Zhong Meng, He Hongwei, Ni Panxianzhi, Huang Can, Zhang Tianxiao, Chen Weiming, Liu Liming, Wang Changfeng, Jiang Xin, Pu Linyun, Yuan Tun, Liang Jie, Fan Yujiang, Zhang Xingdong
National Engineering Research Center for Biomaterials, Sichuan University, Chengdu, Sichuan 610064, China.
College of Biomedical Engineering, Sichuan University, Chengdu 610064, China.
Regen Biomater. 2024 Dec 18;12:rbae147. doi: 10.1093/rb/rbae147. eCollection 2025.
The detection of residual nuclei in decellularized extracellular matrix (dECM) biomaterials is critical for ensuring their quality and biocompatibility. However, current evaluation methods have limitations in addressing impurity interference and providing intelligent analysis. In this study, we utilized four staining techniques-hematoxylin-eosin staining, acetocarmine staining, the Feulgen reaction and 4',6-diamidino-2-phenylindole staining-to detect residual nuclei in dECM biomaterials. Each staining method was quantitatively evaluated across multiple parameters, including area, perimeter and grayscale values, to establish a semi-quantitative scoring system for residual nuclei. These quantitative data were further employed as learning indicators in machine learning models designed to automatically identify residual nuclei. The experimental results demonstrated that no single staining method alone could accurately differentiate between nuclei and impurities. In this study, a semi-quantitative scoring table was developed. With this table, the accuracy of determining whether a single suspicious point is a cell nucleus has reached over 98%. By combining four staining methods, false positives caused by impurity contamination were eliminated. The automatic recognition model trained based on nuclear parameter features reached the optimal index of the model after several iterations of training in 172 epochs. The trained artificial intelligence model achieved a recognition accuracy of over 90% for detecting residual nuclei. The use of multidimensional parameters, integrated with machine learning, significantly improved the accuracy of identifying nuclear residues in dECM slices. This approach provides a more reliable and objective method for evaluating dECM biomaterials, while also increasing detection efficiency.
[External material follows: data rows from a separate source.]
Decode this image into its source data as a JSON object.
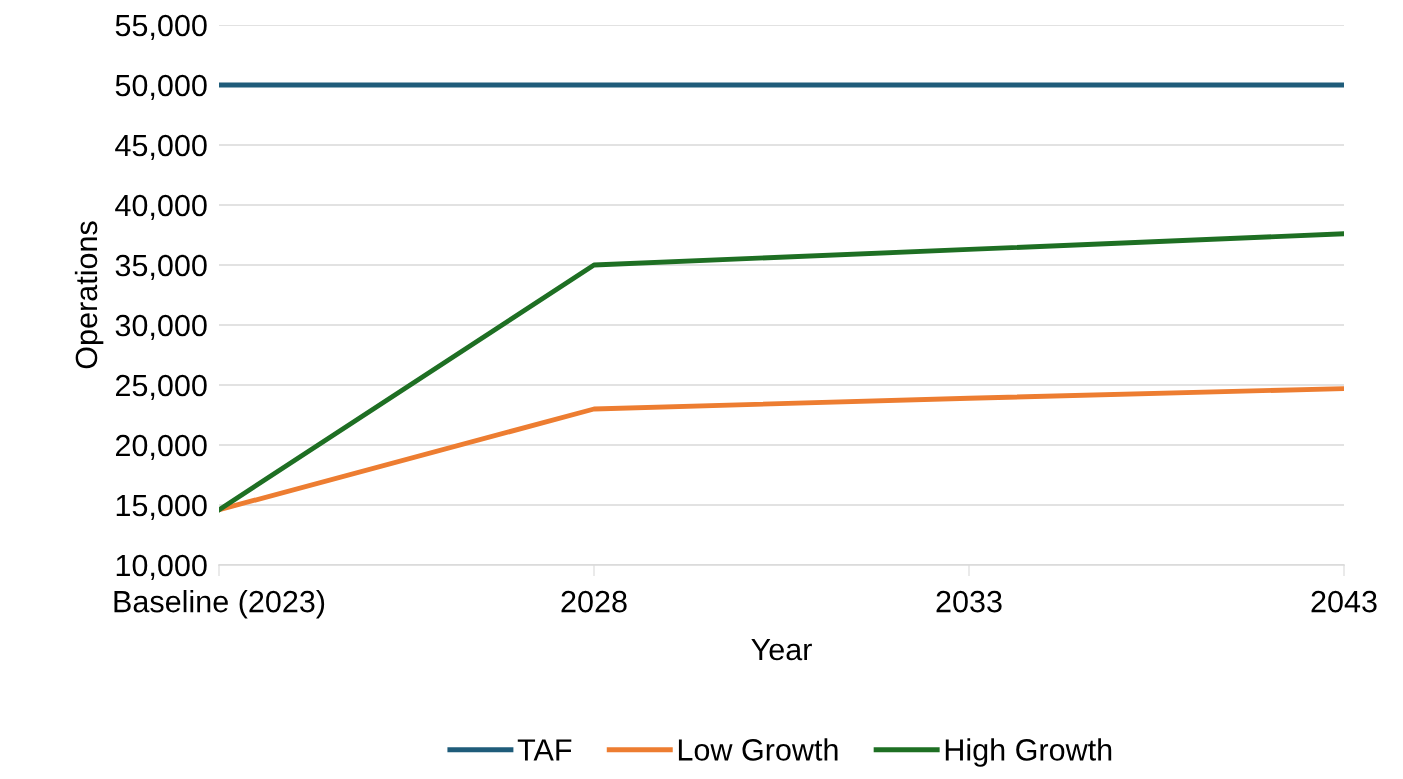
{
  "chart_data": {
    "type": "line",
    "xlabel": "Year",
    "ylabel": "Operations",
    "categories": [
      "Baseline (2023)",
      "2028",
      "2033",
      "2043"
    ],
    "series": [
      {
        "name": "TAF",
        "color": "#1f5c7a",
        "values": [
          50000,
          50000,
          50000,
          50000
        ]
      },
      {
        "name": "Low Growth",
        "color": "#ed7d31",
        "values": [
          14600,
          23000,
          23900,
          24700
        ]
      },
      {
        "name": "High Growth",
        "color": "#1e6f23",
        "values": [
          14600,
          35000,
          36300,
          37600
        ]
      }
    ],
    "ylim": [
      10000,
      55000
    ],
    "yticks": [
      {
        "value": 10000,
        "label": "10,000"
      },
      {
        "value": 15000,
        "label": "15,000"
      },
      {
        "value": 20000,
        "label": "20,000"
      },
      {
        "value": 25000,
        "label": "25,000"
      },
      {
        "value": 30000,
        "label": "30,000"
      },
      {
        "value": 35000,
        "label": "35,000"
      },
      {
        "value": 40000,
        "label": "40,000"
      },
      {
        "value": 45000,
        "label": "45,000"
      },
      {
        "value": 50000,
        "label": "50,000"
      },
      {
        "value": 55000,
        "label": "55,000"
      }
    ],
    "grid": "y",
    "legend": "bottom",
    "marker": "none",
    "line_style": "solid"
  }
}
检测脱细胞细胞外基质(dECM)生物材料中的残留细胞核对于确保其质量和生物相容性至关重要。然而,目前的评估方法在解决杂质干扰和提供智能分析方面存在局限性。在本研究中,我们利用苏木精-伊红染色、醋酸洋红染色、福尔根反应和4',6-二脒基-2-苯基吲哚染色这四种染色技术来检测dECM生物材料中的残留细胞核。对每种染色方法在包括面积、周长和灰度值等多个参数上进行定量评估,以建立残留细胞核的半定量评分系统。这些定量数据进一步用作机器学习模型中的学习指标,以自动识别残留细胞核。实验结果表明,没有一种单独的染色方法能够准确区分细胞核和杂质。在本研究中,制定了一个半定量评分表。利用该表,确定单个可疑点是否为细胞核的准确率已超过98%。通过结合四种染色方法,消除了由杂质污染引起的假阳性。基于核参数特征训练的自动识别模型在172个轮次的多次训练迭代后达到了模型的最优指标。训练后的人工智能模型检测残留细胞核的识别准确率超过90%。使用多维参数并结合机器学习,显著提高了识别dECM切片中核残留的准确率。这种方法为评估dECM生物材料提供了一种更可靠、客观的方法,同时也提高了检测效率。